Barfuß durch Hiroshima

Von Gerd Riesselmann

Am 6. August 1945 um 8.15 Uhr japanischer Zeit warf der amerikanische Bomber Egola Gay die erste Atombombe, genannt Little Boy, über Hiroshima ab. Keiji Nakazawa war damals sechs Jahre alt und überlebte den Abwurf, obwohl er sich lediglich 1,4 Kilometer vom Zentrum der Detonation entfernt aufhielt.

Nakazawa wurde Comiczeichner und legte 1975 das vierbändige autobiografisch-fiktionale Werk Barfuß durch Hiroshima vor, das die Ereignisse vor und nach dem Abwurf zum Thema hat. Das Werk wird nun erstmals komplett auf Deutsch veröffentlicht.

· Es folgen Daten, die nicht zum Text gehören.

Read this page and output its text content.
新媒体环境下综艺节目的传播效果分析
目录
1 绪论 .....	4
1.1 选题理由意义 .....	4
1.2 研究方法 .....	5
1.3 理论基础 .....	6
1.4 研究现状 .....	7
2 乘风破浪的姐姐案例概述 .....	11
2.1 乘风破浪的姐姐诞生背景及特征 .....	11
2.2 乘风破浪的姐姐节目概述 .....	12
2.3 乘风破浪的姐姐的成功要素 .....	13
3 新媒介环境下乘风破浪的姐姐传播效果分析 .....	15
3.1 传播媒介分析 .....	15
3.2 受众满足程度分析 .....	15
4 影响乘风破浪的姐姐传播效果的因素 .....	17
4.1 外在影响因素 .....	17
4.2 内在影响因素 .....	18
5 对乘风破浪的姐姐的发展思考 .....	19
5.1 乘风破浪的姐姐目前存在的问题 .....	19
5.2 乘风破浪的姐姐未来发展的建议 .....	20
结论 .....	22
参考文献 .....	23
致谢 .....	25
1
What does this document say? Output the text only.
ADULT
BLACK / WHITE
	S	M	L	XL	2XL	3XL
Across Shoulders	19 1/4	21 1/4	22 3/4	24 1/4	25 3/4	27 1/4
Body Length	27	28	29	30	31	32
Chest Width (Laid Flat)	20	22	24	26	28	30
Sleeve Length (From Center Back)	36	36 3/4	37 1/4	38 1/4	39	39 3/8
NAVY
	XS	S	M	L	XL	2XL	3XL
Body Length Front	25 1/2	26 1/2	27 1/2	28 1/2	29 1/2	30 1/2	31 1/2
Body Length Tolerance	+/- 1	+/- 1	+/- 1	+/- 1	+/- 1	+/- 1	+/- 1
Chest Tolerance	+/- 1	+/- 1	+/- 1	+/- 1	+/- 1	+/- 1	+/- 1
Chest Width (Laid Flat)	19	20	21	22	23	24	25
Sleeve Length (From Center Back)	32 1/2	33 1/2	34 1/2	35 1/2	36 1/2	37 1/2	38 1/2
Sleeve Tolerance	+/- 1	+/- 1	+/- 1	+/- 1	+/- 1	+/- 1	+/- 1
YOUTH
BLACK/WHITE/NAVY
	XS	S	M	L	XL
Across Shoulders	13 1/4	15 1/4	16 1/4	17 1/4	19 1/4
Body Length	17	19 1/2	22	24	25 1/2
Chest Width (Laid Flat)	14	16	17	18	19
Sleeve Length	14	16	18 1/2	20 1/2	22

Schon bei einem flüchtigen Durchblättern der knapp dreihundert Seiten beeindruckt seine grafische Präsentation der Stunden nach der Explosion. Bilder, die einen nicht mehr loslassen: Menschen, die ihre geschmolzene Haut hinter sich her ziehen, apathisch durch die Gegend wanken und bei jedem Schritt auf die Leiber verunstalteter Sterbender treten. Nakazawas Alter Ego Gen muss mit ansehen, wie sein Vater und seine Geschwister bei lebendigem Leib verbrennen, eingeklemmt in den Trümmern ihres Hauses. Und Nakazawa malt es - gnadenlos.

Der vorliegende erste Band beginnt mit einer Darstellung des Alltags im militarisierten faschistischen Japan 1945 und endet kurz nach dem Abwurf der Bombe. Er schildert den Hunger, die alltägliche Gewalt, den Rassismus gegen die koreanischen und chinesischen Kriegsgefangenen. In der militärisch hoffnungslosen Lage 1945 setzt das Militär auf Kamikaze- und Bambuskämpfer, die japanische Bevölkerung zieht mehrheitlich mit. Gens Vater opponiert gegen den Krieg und wird als Verräter eingekerkert; auch die Familie hat unter Repressionen zu leiden. Nakazawa gelingt es hier, anhand prototypischer und autobiografischer Figuren ein eindringliches, kompromissloses Gesellschaftspanorama zu zeichnen.

Keiji Nakazawa: Barfuß durch Hiroshima. Band 1: Kinder des Krieges, Carlsen Verlag, Hamburg 2004, 12 Euro. Band 2 bis 4 erscheinen von Februar bis August 2005.